PRESSIONE – «Mi piace la pressione. Mi piace giocare in stadi pieni, con i tifosi avversari che mi fischiano. Questo è quello che voglio, questo è il motivo per cui gioco a calcio. Detesto giocare in queste condizioni, con gli stadi vuoti. Non percepisco l’energia».

FUTURO – « Non penso troppo al futuro. Puoi lavorare pensando al presente o al futuro, puoi avere molte idee e progetti, ma tutto può cambiare da un giorno all’altro. Al momento mi concentro sulla Fiorentina. Mi concentro su me stesso, sulla mia crescita, sul voler diventare un giocatore migliore, per aiutare il mio club e la mia Nazionale. Magari fra due anni la Fiorentina sarà la migliore squadra italiana. È difficile, ma nel calcio non si sa mai. Basta vedere come stanno andando le cose questa stagione e quante cose siano cambiate da quella scorsa».

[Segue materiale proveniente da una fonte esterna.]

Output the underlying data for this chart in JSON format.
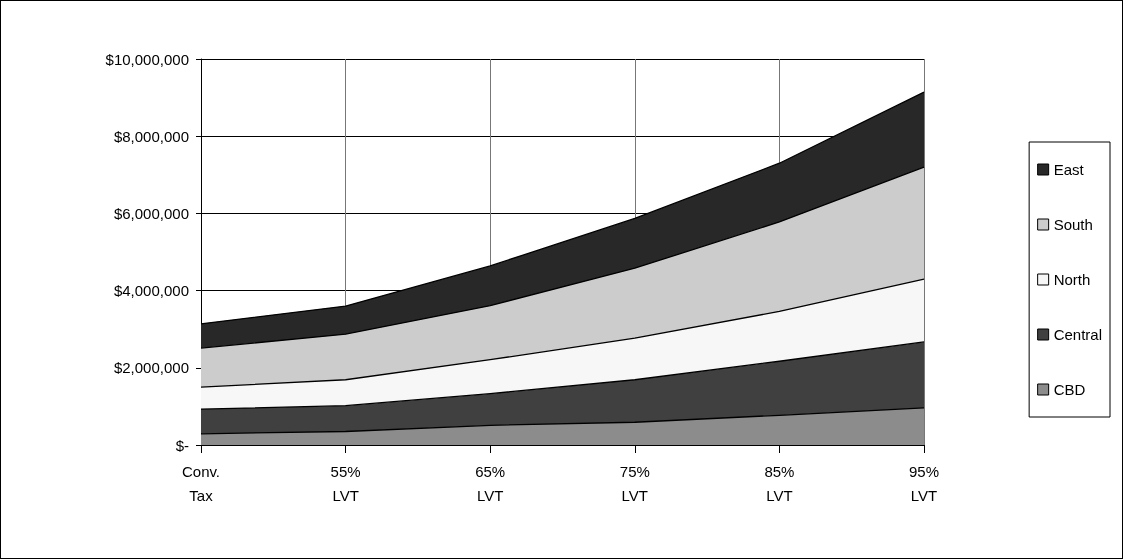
{
  "chart_data": {
    "type": "area",
    "stacked": true,
    "categories": [
      "Conv.\nTax",
      "55%\nLVT",
      "65%\nLVT",
      "75%\nLVT",
      "85%\nLVT",
      "95%\nLVT"
    ],
    "series": [
      {
        "name": "CBD",
        "color": "#8c8c8c",
        "values": [
          290000,
          350000,
          510000,
          590000,
          770000,
          960000
        ]
      },
      {
        "name": "Central",
        "color": "#404040",
        "values": [
          640000,
          670000,
          820000,
          1100000,
          1400000,
          1710000
        ]
      },
      {
        "name": "North",
        "color": "#f7f7f7",
        "values": [
          570000,
          670000,
          880000,
          1080000,
          1290000,
          1630000
        ]
      },
      {
        "name": "South",
        "color": "#cccccc",
        "values": [
          1010000,
          1180000,
          1400000,
          1810000,
          2320000,
          2900000
        ]
      },
      {
        "name": "East",
        "color": "#282828",
        "values": [
          630000,
          730000,
          1030000,
          1290000,
          1520000,
          1940000
        ]
      }
    ],
    "ylim": [
      0,
      10000000
    ],
    "yticks": [
      {
        "value": 0,
        "label": "$-"
      },
      {
        "value": 2000000,
        "label": "$2,000,000"
      },
      {
        "value": 4000000,
        "label": "$4,000,000"
      },
      {
        "value": 6000000,
        "label": "$6,000,000"
      },
      {
        "value": 8000000,
        "label": "$8,000,000"
      },
      {
        "value": 10000000,
        "label": "$10,000,000"
      }
    ],
    "grid": true,
    "legend": "right"
  }
}
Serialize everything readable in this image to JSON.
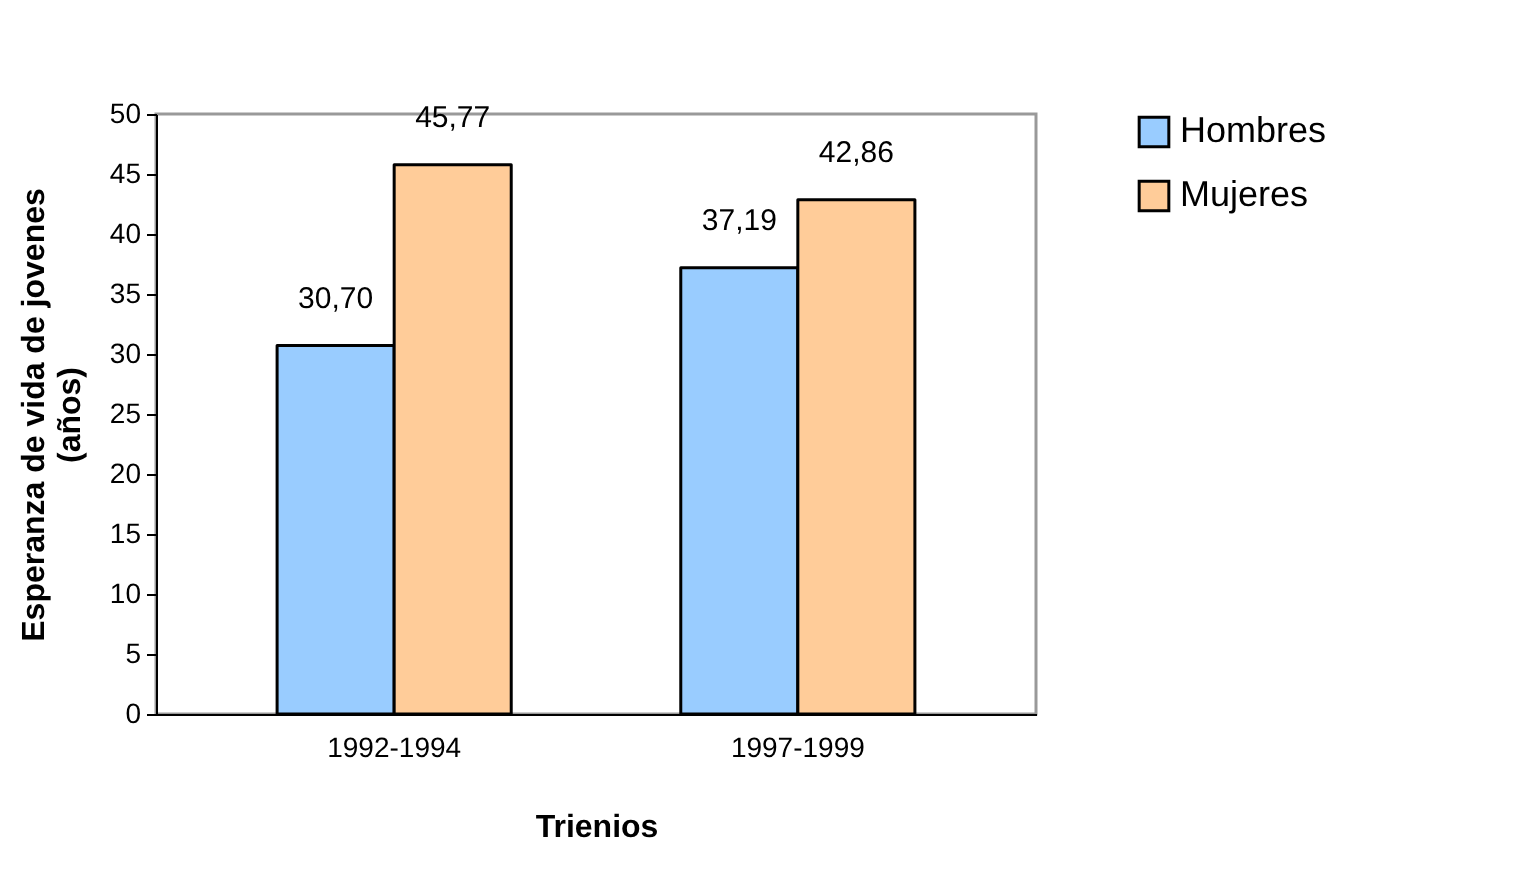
{
  "chart_data": {
    "type": "bar",
    "xlabel": "Trienios",
    "ylabel": "Esperanza de vida de jovenes\n(años)",
    "categories": [
      "1992-1994",
      "1997-1999"
    ],
    "series": [
      {
        "name": "Hombres",
        "color": "#99ccff",
        "values": [
          30.7,
          37.19
        ],
        "value_labels": [
          "30,70",
          "37,19"
        ]
      },
      {
        "name": "Mujeres",
        "color": "#ffcc99",
        "values": [
          45.77,
          42.86
        ],
        "value_labels": [
          "45,77",
          "42,86"
        ]
      }
    ],
    "ylim": [
      0,
      50
    ],
    "yticks": [
      0,
      5,
      10,
      15,
      20,
      25,
      30,
      35,
      40,
      45,
      50
    ],
    "grid": false,
    "legend": "right"
  }
}
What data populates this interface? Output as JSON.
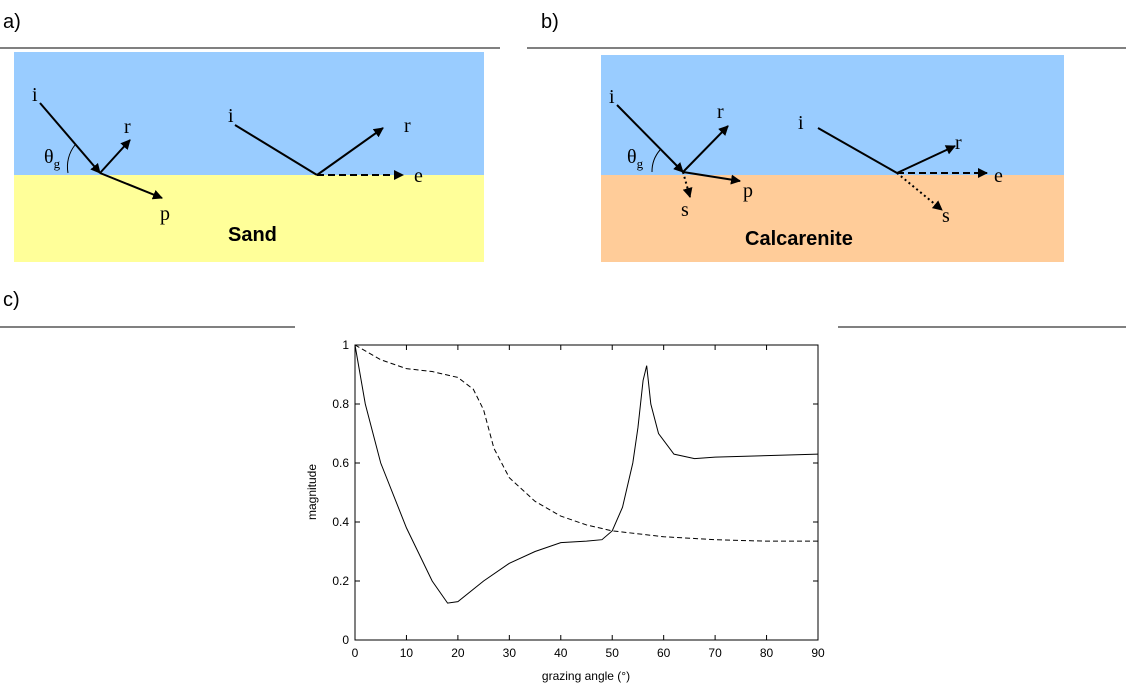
{
  "diagrams": [
    {
      "label": "a)",
      "material": "Sand",
      "left": {
        "i": "i",
        "r": "r",
        "p": "p",
        "theta": "θ",
        "theta_sub": "g"
      },
      "right": {
        "i": "i",
        "r": "r",
        "e": "e"
      }
    },
    {
      "label": "b)",
      "material": "Calcarenite",
      "left": {
        "i": "i",
        "r": "r",
        "p": "p",
        "s": "s",
        "theta": "θ",
        "theta_sub": "g"
      },
      "right": {
        "i": "i",
        "r": "r",
        "e": "e",
        "s": "s"
      }
    }
  ],
  "panel_c": {
    "label": "c)"
  },
  "chart_data": {
    "type": "line",
    "x_label": "grazing angle (°)",
    "y_label": "magnitude",
    "xlim": [
      0,
      90
    ],
    "ylim": [
      0,
      1
    ],
    "xticks": [
      0,
      10,
      20,
      30,
      40,
      50,
      60,
      70,
      80,
      90
    ],
    "yticks": [
      0,
      0.2,
      0.4,
      0.6,
      0.8,
      1
    ],
    "series": [
      {
        "color": "#000000",
        "dash": false,
        "x": [
          0,
          2,
          5,
          10,
          15,
          18,
          20,
          25,
          30,
          35,
          40,
          45,
          48,
          50,
          52,
          54,
          55,
          56,
          56.7,
          57.5,
          59,
          62,
          66,
          70,
          80,
          90
        ],
        "values": [
          1,
          0.8,
          0.6,
          0.38,
          0.2,
          0.125,
          0.13,
          0.2,
          0.26,
          0.3,
          0.33,
          0.335,
          0.34,
          0.37,
          0.45,
          0.6,
          0.72,
          0.88,
          0.93,
          0.8,
          0.7,
          0.63,
          0.615,
          0.62,
          0.625,
          0.63
        ]
      },
      {
        "color": "#000000",
        "dash": true,
        "x": [
          0,
          5,
          10,
          15,
          20,
          23,
          25,
          27,
          30,
          35,
          40,
          45,
          50,
          60,
          70,
          80,
          90
        ],
        "values": [
          1,
          0.95,
          0.92,
          0.91,
          0.89,
          0.85,
          0.78,
          0.65,
          0.55,
          0.47,
          0.42,
          0.39,
          0.37,
          0.35,
          0.34,
          0.335,
          0.335
        ]
      }
    ]
  }
}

MENTALITÀ – «Sono stufo di questa situazione. La società mi ha voluto fortemente e questa non è la posizione in cui volevamo essere. A volte le persone pensano che ai calciatori non interessi o a volte ci sono calciatori a cui non interessa. Ma io non sono così. Sento una responsabilità nei confronti del club, della città di Firenze, dei tifosi. È una grande responsabilità. Mi porto a casa la partita. I miei genitori me lo vedono in faccia. Se la partita va male, è meglio non parlarmi. Se sei un vincente, vuoi vincere sempre. Io voglio vincere ogni settimana. E se perdiamo, non sono certo contento».